Citizenship at the Margins:
Gendered Migration and Incorporation Regimes in Production

My dissertation comparatively examines how the South Korean state and civil society produce and maintain distinct incorporation regimes for three overlapping groups of Filipina migrant women—factory workers, wives of South Korean men, and “entertainers” at clubs in American military camptowns. I approach citizenship, not as a simple legal category, defined in top-down fashion for an individual by a nation-state, but rather as an interactive accomplishment involving both the host society and the migrants as active agents constrained by the structures of law and policy.

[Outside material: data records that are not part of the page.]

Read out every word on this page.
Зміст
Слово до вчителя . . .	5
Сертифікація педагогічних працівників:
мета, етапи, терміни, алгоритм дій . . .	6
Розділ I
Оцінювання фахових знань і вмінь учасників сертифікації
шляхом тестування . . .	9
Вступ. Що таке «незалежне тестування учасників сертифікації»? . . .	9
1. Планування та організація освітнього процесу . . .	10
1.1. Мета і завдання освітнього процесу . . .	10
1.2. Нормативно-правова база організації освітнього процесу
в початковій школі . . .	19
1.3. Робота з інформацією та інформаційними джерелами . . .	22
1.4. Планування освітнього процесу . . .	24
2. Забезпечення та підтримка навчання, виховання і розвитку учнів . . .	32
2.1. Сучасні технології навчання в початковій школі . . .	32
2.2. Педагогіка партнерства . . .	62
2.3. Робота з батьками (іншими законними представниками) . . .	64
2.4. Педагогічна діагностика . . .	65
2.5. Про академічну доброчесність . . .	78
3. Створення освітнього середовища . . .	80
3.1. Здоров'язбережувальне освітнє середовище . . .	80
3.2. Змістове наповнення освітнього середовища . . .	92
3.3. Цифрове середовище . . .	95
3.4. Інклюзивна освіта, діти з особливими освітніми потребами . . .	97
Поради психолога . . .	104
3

Based on 18 months of multi-sited ethnographic research, I examine how the boundaries of citizenship are negotiated and contested through everyday interactions among the immigration wing of the state, the migrant advocacy NGOs that represent the privatized state’s welfare wing, and migrants. By examining the ways in which gender and ethnicity are variously invoked, and analyzing how these discursive struggles relate to the management of legality and rights in practice, my dissertation illuminates the gendered governance that emerges at the margins of citizenship.

The study adds to the understanding of international migration by bringing in gender as an integral part of incorporation of migrants in the local communities, and considers boundaries and marginality as simultaneously social, political and geographic.  Examining citizenship practices at the margins in South Korea can also shed light on similar processes at work in other nation-states. I plan to turn my dissertation into a book manuscript.

Funding: This dissertation has received grants from the National Science Foundation, the Social Science Research Council, the American Philosophical Society, and the Women's Studies Research Center at the University of Wisconsin-Madison.